Le sujet de _la Paix_ est au fond le même que celui des _Acharnéens_; seulement la paix qui dans cette dernière pièce n'est que le vœu d'un individu, est ici l'objet des désirs de tout le monde: dans _les Acharnéens_, le chœur était contraire à la paix; dans _la Paix_, il se compose de paysans de l'Attique et de Grecs de toutes les contrées, regrettant tous vivement la paix[22]. Mais la comédie des _Acharnéens_ est bien supérieure en intérêt dramatique à celle qui a pour titre: _la Paix_. Celle-ci manque d'unité et de vigueur.

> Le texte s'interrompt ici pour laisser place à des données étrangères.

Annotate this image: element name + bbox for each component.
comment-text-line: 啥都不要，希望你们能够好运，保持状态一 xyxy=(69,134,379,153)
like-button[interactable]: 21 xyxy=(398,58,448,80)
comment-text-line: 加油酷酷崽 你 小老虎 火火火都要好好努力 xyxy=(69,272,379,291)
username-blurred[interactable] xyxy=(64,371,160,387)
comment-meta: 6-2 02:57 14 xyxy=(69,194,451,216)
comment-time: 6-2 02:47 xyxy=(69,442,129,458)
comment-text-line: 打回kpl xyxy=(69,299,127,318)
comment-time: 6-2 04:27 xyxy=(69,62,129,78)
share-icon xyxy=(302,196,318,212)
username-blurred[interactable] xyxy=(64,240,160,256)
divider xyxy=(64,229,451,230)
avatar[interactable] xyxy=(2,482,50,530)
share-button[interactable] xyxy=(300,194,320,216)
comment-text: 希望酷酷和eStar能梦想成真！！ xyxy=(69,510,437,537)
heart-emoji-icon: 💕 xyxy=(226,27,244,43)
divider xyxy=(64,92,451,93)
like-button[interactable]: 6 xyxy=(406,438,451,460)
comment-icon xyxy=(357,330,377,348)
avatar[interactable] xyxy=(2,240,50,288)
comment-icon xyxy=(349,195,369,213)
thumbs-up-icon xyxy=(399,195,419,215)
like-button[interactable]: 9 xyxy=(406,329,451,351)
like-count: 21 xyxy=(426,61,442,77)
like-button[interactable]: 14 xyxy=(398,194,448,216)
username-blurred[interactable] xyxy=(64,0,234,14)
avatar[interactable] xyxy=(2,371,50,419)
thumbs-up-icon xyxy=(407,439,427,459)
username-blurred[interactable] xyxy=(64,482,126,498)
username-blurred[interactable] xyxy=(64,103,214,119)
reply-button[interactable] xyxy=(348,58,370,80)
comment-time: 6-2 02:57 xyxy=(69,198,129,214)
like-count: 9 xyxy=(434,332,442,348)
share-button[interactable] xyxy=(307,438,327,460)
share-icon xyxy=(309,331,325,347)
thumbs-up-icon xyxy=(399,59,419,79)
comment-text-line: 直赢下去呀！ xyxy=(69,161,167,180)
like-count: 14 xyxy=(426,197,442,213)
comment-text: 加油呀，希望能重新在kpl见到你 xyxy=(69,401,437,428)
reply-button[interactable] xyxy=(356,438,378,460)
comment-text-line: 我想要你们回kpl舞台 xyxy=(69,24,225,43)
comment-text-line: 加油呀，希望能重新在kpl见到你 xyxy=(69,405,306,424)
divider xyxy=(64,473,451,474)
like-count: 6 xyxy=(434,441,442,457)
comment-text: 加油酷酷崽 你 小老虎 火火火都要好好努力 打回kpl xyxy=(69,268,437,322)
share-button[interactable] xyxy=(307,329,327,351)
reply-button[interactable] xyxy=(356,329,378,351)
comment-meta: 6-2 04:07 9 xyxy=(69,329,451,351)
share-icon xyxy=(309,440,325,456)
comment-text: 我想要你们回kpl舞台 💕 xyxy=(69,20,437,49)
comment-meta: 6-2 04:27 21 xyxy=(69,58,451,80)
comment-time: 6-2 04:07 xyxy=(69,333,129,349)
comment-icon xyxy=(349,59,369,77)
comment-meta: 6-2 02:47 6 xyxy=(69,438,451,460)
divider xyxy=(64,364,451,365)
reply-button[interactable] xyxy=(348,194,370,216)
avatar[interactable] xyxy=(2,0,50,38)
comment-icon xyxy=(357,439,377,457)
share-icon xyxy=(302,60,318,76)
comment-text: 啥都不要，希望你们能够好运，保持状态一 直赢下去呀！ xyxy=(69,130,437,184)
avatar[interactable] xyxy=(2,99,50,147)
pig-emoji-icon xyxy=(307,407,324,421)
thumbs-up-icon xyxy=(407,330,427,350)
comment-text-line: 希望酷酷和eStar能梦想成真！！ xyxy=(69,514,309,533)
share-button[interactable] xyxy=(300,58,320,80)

Il y aurait à rapprocher de ces deux comédies d'Aristophane contre la guerre, tant de pages ironiques et éloquentes de Rabelais, de Montaigne, de Johnson, de La Bruyère, de Voltaire, d'Erckmann-Chatrian, pages que l'on pourrait appeler l'honneur de la raison et de l'humanité, mais qui n'ont fait jusqu'à présent triompher ni l'une ni l'autre.